In our study, we experiment with semi-supervised learning using a sequence labelling classifier, aimed at improving overall performance on prescription extraction, with particular focus on the sparsest and (lexically and syntactically) most diverse medication entities: medication names, durations, and reasons. We hypothesize that a confidence-based bootstrapping approach needs to be tailored to fit the characteristics of individual entity categories. Sparse and diverse entity categories may not produce as high confidence as better defined and better represented entity categories; so we identify optimal confidence scores per entity category rather than per task. We refer to these per-entity confidence rates as “conditional confidence rates.”

3. Data

We used the dataset provided by the 2009 i2b2 Shared Task and Workshop on Medication Extraction. This dataset contains a total of 1,243 de-identified discharge summaries. From these summaries, two subsets have been manually annotated: (1) 145 records annotated by Patrick et al. from the University of Sydney⁴. We refer to this subset as the Sydney set and use it for training our supervised models. (2) 251 records annotated, under the guidance of shared task organizers, during the shared task by the participants³. This set was the official benchmark set of the shared task and is referred to as the i2b2 set. We use the i2b2 set for final system evaluation. There is no overlap between the Sydney and the i2b2 sets. The remaining 846 unannotated documents contribute to semi-supervised learning. We refer to these unannotated records as the unlabeled set. See Table 2 for the per-category statistics in each subset.

Table 2.

Number of entities per category and entries in the Sydney, i2b2, and unlabeled subsets.

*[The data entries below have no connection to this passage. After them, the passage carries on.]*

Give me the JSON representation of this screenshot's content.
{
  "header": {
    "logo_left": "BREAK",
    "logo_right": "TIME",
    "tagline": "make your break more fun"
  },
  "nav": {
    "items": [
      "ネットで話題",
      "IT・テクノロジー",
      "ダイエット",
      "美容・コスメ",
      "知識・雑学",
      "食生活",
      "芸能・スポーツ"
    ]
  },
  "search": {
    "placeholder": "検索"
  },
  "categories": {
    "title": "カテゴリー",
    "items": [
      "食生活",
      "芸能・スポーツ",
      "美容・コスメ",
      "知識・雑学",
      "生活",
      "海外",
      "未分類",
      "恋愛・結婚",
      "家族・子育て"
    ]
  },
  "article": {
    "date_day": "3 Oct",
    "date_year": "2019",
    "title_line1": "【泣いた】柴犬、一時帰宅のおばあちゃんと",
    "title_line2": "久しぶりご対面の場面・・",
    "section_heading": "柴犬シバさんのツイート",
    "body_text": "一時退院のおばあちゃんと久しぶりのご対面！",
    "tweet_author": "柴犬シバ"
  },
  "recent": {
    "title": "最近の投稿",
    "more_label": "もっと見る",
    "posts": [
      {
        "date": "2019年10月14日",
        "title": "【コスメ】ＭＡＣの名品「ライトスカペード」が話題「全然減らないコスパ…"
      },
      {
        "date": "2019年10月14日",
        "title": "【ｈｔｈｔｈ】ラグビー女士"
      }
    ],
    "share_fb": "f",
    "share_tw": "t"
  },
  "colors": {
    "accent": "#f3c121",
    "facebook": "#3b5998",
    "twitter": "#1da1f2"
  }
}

Subset	Record	Token	Medication	Dosage	Mode	Frequency	Duration	Reason	Entry
Sydney	145	250,436	7,988	4,132	3,052	3,881	508	1,516	8,516
i2b2	251	284,311	8,440	4,371	3,299	3,925	499	1,325	9,193
Unlabeled	846	925,703	N/A	N/A	N/A	N/A	N/A	N/A	N/A

Open in a new tab

4. Method

Our system, FABLE, automatically extracts medication entries from electronic health records. Extraction of medication entries requires first the identification of medication entities, and then the linkage of these entities to the medication that they describe so as to create entries. This means that poor performance on medication entity extraction dooms medication entry extraction from the outset. In other words, improved performance on medication entity extraction also enables improvement in medication entry extraction. Therefore, FABLE focuses on extraction of medication entities. It employs semi-supervised learning to capitalize on unlabeled data to enhance recognition of sparsely represented, lexically and syntactically diverse medication entities. The unlabeled data also help it compensate for potentially incomplete dictionaries.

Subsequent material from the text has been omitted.